2. Step-Down Repayment Plan: This is exactly opposite to the above option. Here, EMIs are higher in the initial years and decrease later. This plan is most suitable for people who borrow loan at an older age, i.e. mostly senior citizens or those nearing retirement. Since the income capacity alters at later stage, the lower repayment helps in keeping your finances within manageable limits.
3. Fixed and Flexible Installment Plan: In a fixed repayment plan, the EMI will be fixed for a certain period after which it gets adjusted as per the market rate. During this fixed tenure, the EMI is not affected by market conditions. It is beneficial for borrowers when interest rates are expected to rise. However, one needs to be aware as many lenders in their agreement do have provision of increasing the fixed amount.
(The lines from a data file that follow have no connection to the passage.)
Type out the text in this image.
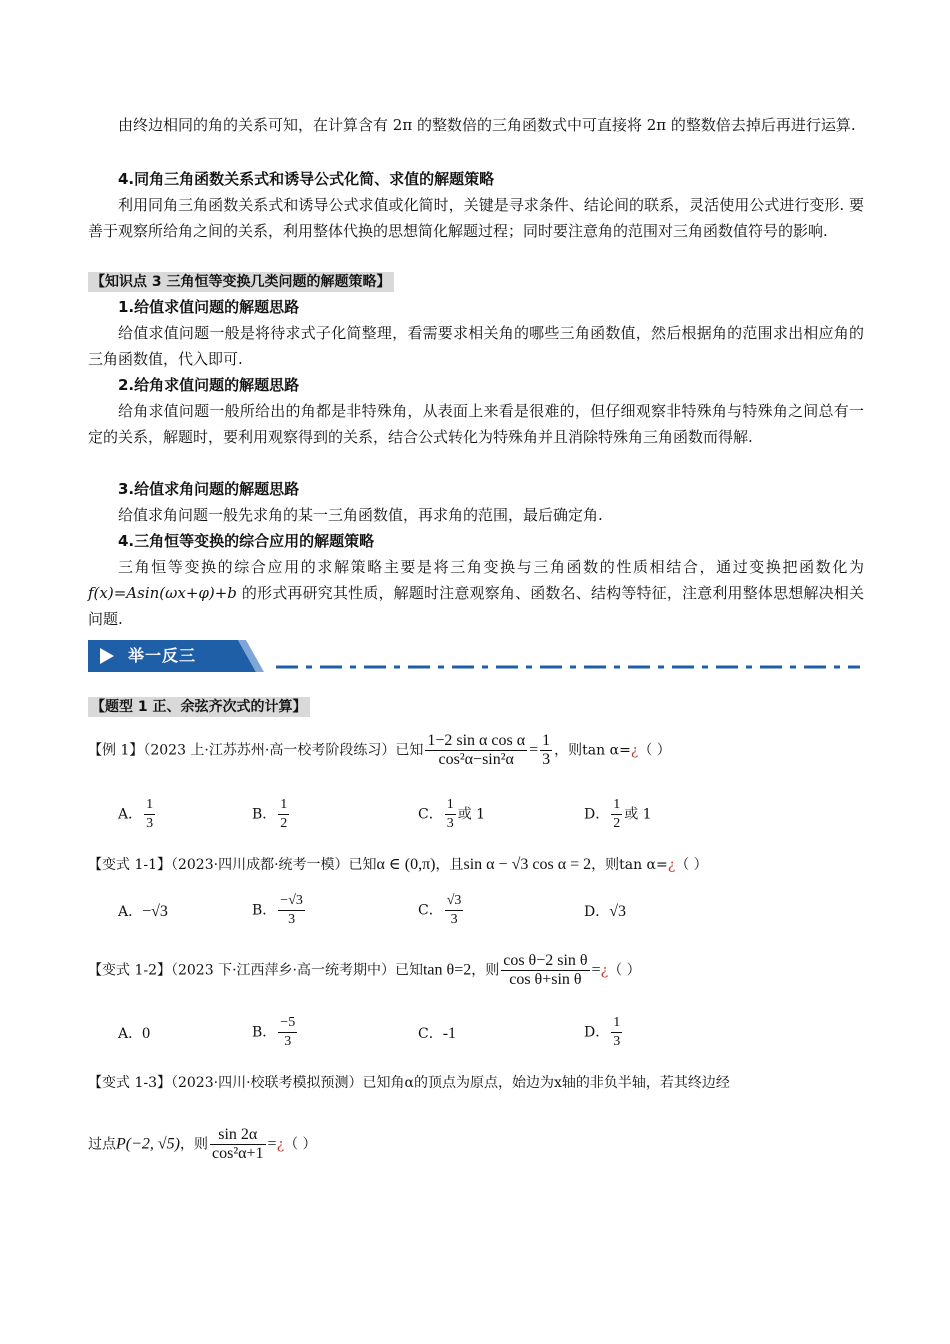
由终边相同的角的关系可知，在计算含有 2π 的整数倍的三角函数式中可直接将 2π 的整数倍去掉后再进行运算.

4.同角三角函数关系式和诱导公式化简、求值的解题策略

利用同角三角函数关系式和诱导公式求值或化简时，关键是寻求条件、结论间的联系，灵活使用公式进行变形. 要善于观察所给角之间的关系，利用整体代换的思想简化解题过程；同时要注意角的范围对三角函数值符号的影响.

【知识点 3 三角恒等变换几类问题的解题策略】
1.给值求值问题的解题思路

给值求值问题一般是将待求式子化简整理，看需要求相关角的哪些三角函数值，然后根据角的范围求出相应角的三角函数值，代入即可.

2.给角求值问题的解题思路

给角求值问题一般所给出的角都是非特殊角，从表面上来看是很难的，但仔细观察非特殊角与特殊角之间总有一定的关系，解题时，要利用观察得到的关系，结合公式转化为特殊角并且消除特殊角三角函数而得解.

3.给值求角问题的解题思路

给值求角问题一般先求角的某一三角函数值，再求角的范围，最后确定角.

4.三角恒等变换的综合应用的解题策略

三角恒等变换的综合应用的求解策略主要是将三角变换与三角函数的性质相结合，通过变换把函数化为 f(x)=Asin(ωx+φ)+b 的形式再研究其性质，解题时注意观察角、函数名、结构等特征，注意利用整体思想解决相关问题.

举一反三
【题型 1 正、余弦齐次式的计算】
【例 1】（2023 上·江苏苏州·高一校考阶段练习）已知 $\frac{\text{1−2 sin α cos α}}{\text{cos²α−sin²α}} = \frac{1}{3}$ ，则tan α=¿（ ）
A． $\frac{1}{3}$	B． $\frac{1}{2}$	C． $\frac{1}{3}$ 或 1	D． $\frac{1}{2}$ 或 1
【变式 1-1】（2023·四川成都·统考一模）已知α ∈ (0,π)，且sin α − √3 cos α = 2，则tan α=¿（ ）
A．−√3	B． $\frac{-√3}{3}$	C． $\frac{√3}{3}$	D．√3
【变式 1-2】（2023 下·江西萍乡·高一统考期中）已知tan θ=2，则 $\frac{\text{cos θ−2 sin θ}}{\text{cos θ+sin θ}}$ =¿（ ）
A．0	B． $\frac{-5}{3}$	C．-1	D． $\frac{1}{3}$
【变式 1-3】（2023·四川·校联考模拟预测）已知角α的顶点为原点，始边为x轴的非负半轴，若其终边经
过点P(−2, √5)，则 $\frac{\sin 2\alpha}{\text{cos²α+1}}$ =¿（ ）
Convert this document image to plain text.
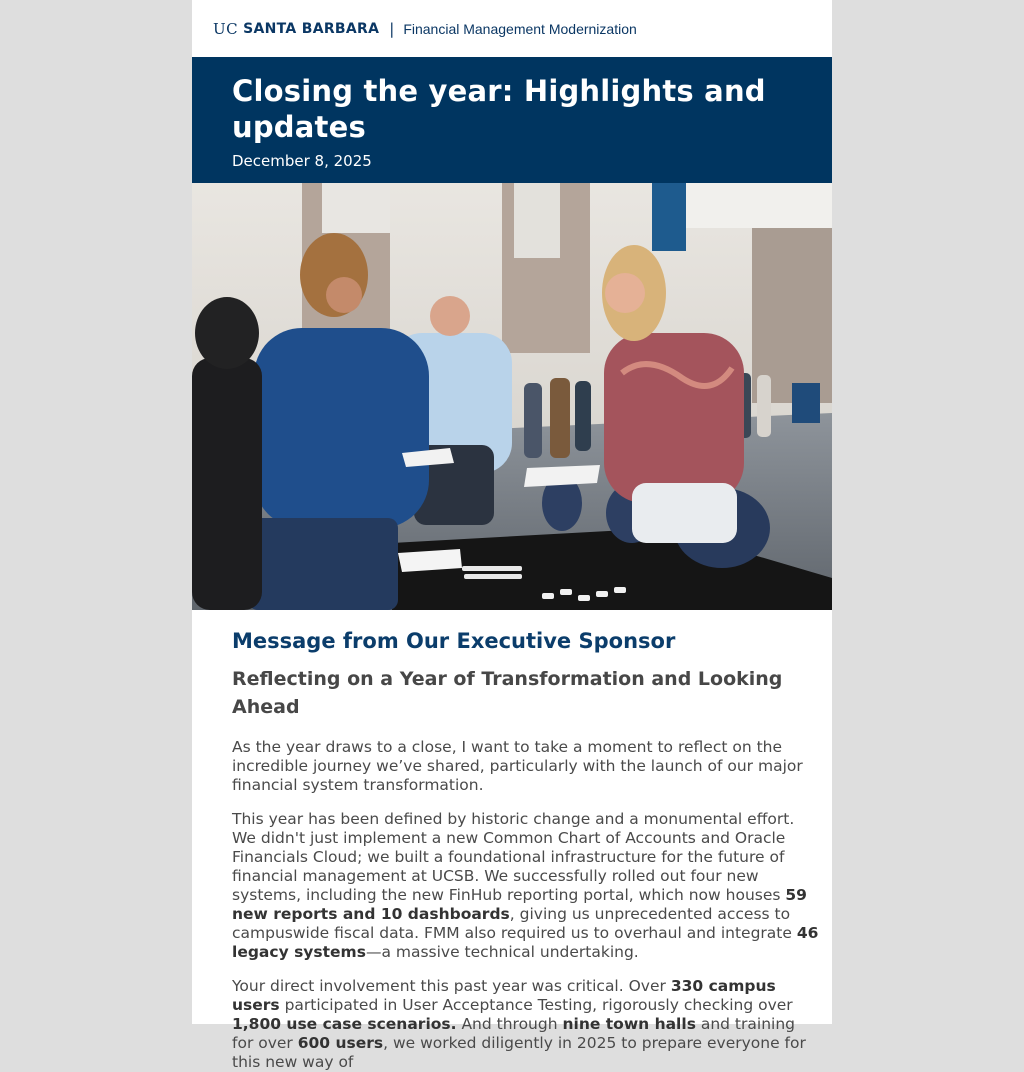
UC SANTA BARBARA | Financial Management Modernization
Closing the year: Highlights and updates
December 8, 2025
Message from Our Executive Sponsor
Reflecting on a Year of Transformation and Looking Ahead

As the year draws to a close, I want to take a moment to reflect on the incredible journey we’ve shared, particularly with the launch of our major financial system transformation.

This year has been defined by historic change and a monumental effort. We didn't just implement a new Common Chart of Accounts and Oracle Financials Cloud; we built a foundational infrastructure for the future of financial management at UCSB. We successfully rolled out four new systems, including the new FinHub reporting portal, which now houses 59 new reports and 10 dashboards, giving us unprecedented access to campuswide fiscal data. FMM also required us to overhaul and integrate 46 legacy systems—a massive technical undertaking.

Your direct involvement this past year was critical. Over 330 campus users participated in User Acceptance Testing, rigorously checking over 1,800 use case scenarios. And through nine town halls and training for over 600 users, we worked diligently in 2025 to prepare everyone for this new way of
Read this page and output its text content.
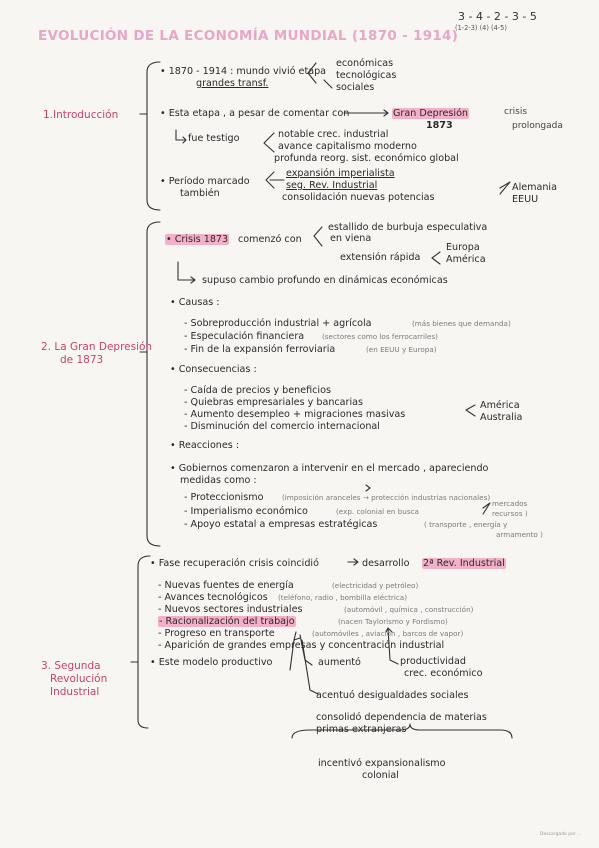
EVOLUCIÓN DE LA ECONOMÍA MUNDIAL (1870 - 1914)
3 - 4 - 2 - 3 - 5
(1-2-3) (4) (4-5)
1.Introducción
2. La Gran Depresión
de 1873
3. Segunda
Revolución
Industrial
• 1870 - 1914 : mundo vivió etapa
grandes transf.
económicas
tecnológicas
sociales
• Esta etapa , a pesar de comentar con	Gran Depresión
1873
crisis
prolongada
fue testigo	notable crec. industrial
avance capitalismo moderno
profunda reorg. sist. económico global
• Período marcado
también
expansión imperialista
seg. Rev. Industrial
consolidación nuevas potencias
Alemania
EEUU
• Crisis 1873 comenzó con
estallido de burbuja especulativa
en viena
extensión rápida
Europa
América
supuso cambio profundo en dinámicas económicas
• Causas :
- Sobreproducción industrial + agrícola	(más bienes que demanda)
- Especulación financiera (sectores como los ferrocarriles)
- Fin de la expansión ferroviaria	(en EEUU y Europa)
• Consecuencias :
- Caída de precios y beneficios
- Quiebras empresariales y bancarias
- Aumento desempleo + migraciones masivas
América
Australia
- Disminución del comercio internacional
• Reacciones :
• Gobiernos comenzaron a intervenir en el mercado , apareciendo
medidas como :
- Proteccionismo	(imposición aranceles → protección industrias nacionales)
- Imperialismo económico	(exp. colonial en busca
mercados
recursos )
- Apoyo estatal a empresas estratégicas	( transporte , energía y
armamento )
• Fase recuperación crisis coincidió	desarrollo 2ª Rev. Industrial
- Nuevas fuentes de energía	(electricidad y petróleo)
- Avances tecnológicos (teléfono, radio , bombilla eléctrica)
- Nuevos sectores industriales	(automóvil , química , construcción)
- Racionalización del trabajo	(nacen Taylorismo y Fordismo)
- Progreso en transporte	(automóviles , aviación , barcos de vapor)
- Aparición de grandes empresas y concentración industrial
• Este modelo productivo	aumentó	productividad
crec. económico
acentuó desigualdades sociales
consolidó dependencia de materias
primas extranjeras
incentivó expansionalismo
colonial
Descargado por ...
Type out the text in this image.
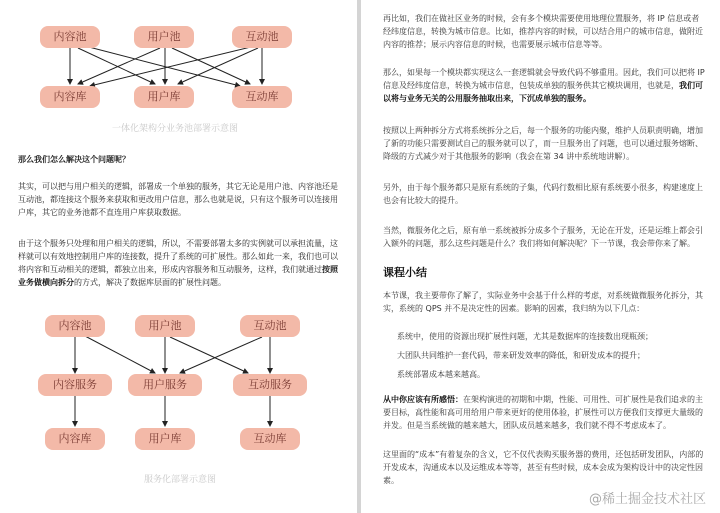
内容池	用户池	互动池
内容库	用户库	互动库
一体化架构分业务池部署示意图

那么我们怎么解决这个问题呢？

其实，可以把与用户相关的逻辑，部署成一个单独的服务，其它无论是用户池、内容池还是互动池，都连接这个服务来获取和更改用户信息，那么也就是说，只有这个服务可以连接用户库，其它的业务池都不直连用户库获取数据。

由于这个服务只处理和用户相关的逻辑，所以，不需要部署太多的实例就可以承担流量，这样就可以有效地控制用户库的连接数，提升了系统的可扩展性。那么如此一来，我们也可以将内容和互动相关的逻辑，都独立出来，形成内容服务和互动服务，这样，我们就通过按照业务做横向拆分的方式，解决了数据库层面的扩展性问题。

内容池	用户池	互动池
内容服务	用户服务	互动服务
内容库	用户库	互动库
服务化部署示意图

再比如，我们在做社区业务的时候，会有多个模块需要使用地理位置服务，将 IP 信息或者经纬度信息，转换为城市信息。比如，推荐内容的时候，可以结合用户的城市信息，做附近内容的推荐；展示内容信息的时候，也需要展示城市信息等等。

那么，如果每一个模块都实现这么一套逻辑就会导致代码不够重用。因此，我们可以把将 IP 信息及经纬度信息，转换为城市信息，包装成单独的服务供其它模块调用，也就是，我们可以将与业务无关的公用服务抽取出来，下沉成单独的服务。

按照以上两种拆分方式将系统拆分之后，每一个服务的功能内聚，维护人员职责明确，增加了新的功能只需要测试自己的服务就可以了，而一旦服务出了问题，也可以通过服务熔断、降级的方式减少对于其他服务的影响（我会在第 34 讲中系统地讲解）。

另外，由于每个服务都只是原有系统的子集，代码行数相比原有系统要小很多，构建速度上也会有比较大的提升。

当然，微服务化之后，原有单一系统被拆分成多个子服务，无论在开发，还是运维上都会引入额外的问题，那么这些问题是什么？我们将如何解决呢？下一节课，我会带你来了解。

课程小结

本节课，我主要带你了解了，实际业务中会基于什么样的考虑，对系统做微服务化拆分，其实，系统的 QPS 并不是决定性的因素。影响的因素，我归纳为以下几点：

系统中，使用的资源出现扩展性问题，尤其是数据库的连接数出现瓶颈；

大团队共同维护一套代码，带来研发效率的降低，和研发成本的提升；

系统部署成本越来越高。

从中你应该有所感悟：在架构演进的初期和中期，性能、可用性、可扩展性是我们追求的主要目标，高性能和高可用给用户带来更好的使用体验，扩展性可以方便我们支撑更大量级的并发。但是当系统做的越来越大，团队成员越来越多，我们就不得不考虑成本了。

这里面的“成本”有着复杂的含义，它不仅代表购买服务器的费用，还包括研发团队，内部的开发成本，沟通成本以及运维成本等等，甚至有些时候，成本会成为架构设计中的决定性因素。

@稀土掘金技术社区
Contrary to this, in a flexible loan installment, the EMIs are higher in the initial years, but decrease gradually in the later years of repayment. “This option can be good for parents who wish to buy houses for their children. The loan can be planned in such a manner that by the time they retire or are not in position to repay the EMIs, the children will be in a position to fulfill the liability,” says Solanki.
4. Tranche-Based Repayment Plan: Ideally a borrower has to pay interest on the home loan amount based on the stage of property construction till the project is complete. This type of repayment plan is offered by a few banks/lenders, which helps the borrower save interest. The borrowers can fix an amount as per their capability which they can pay in installments to the bank till the property is ready to occupy. The minimum amount payable is the interest on the total loan amount. Any amount over this fixed amount goes towards the principle. This way the borrower saves on the tenure of the loan by repaying the loan faster. This option is most suitable when you buy an under-construction property.
5. Accelerated Repayment Plan: In this plan borrowers can increase the EMI amount when they have surplus money or when the disposable income increases. Another option which is highly opted is paying a lump sum amount towards the loan. This helps in faster loan repayment and saves tax also.
6. Balloon Repayment Plan: This plan is similar to the step up option, but in this option you could pay a very small amount of installments in the beginning of the loan term. As the name suggests, in the later years of the loan term, the installment amount also starts ballooning to a higher amount than the normal step up option.
Although lenders may give you various loan repayment options as a borrower, you have to do some due diligence to ensure that any chosen option does not go against your expectations.
“The most important thing is to check the clauses the lender has in the repayment plan you are opting for and how the lender has treated its existing customers. Even speaking to any existing customer is not a bad proposition knowing that you have your life-time savings invested in your dream home and borrowing credibility need to be kept good,” observes Solanki.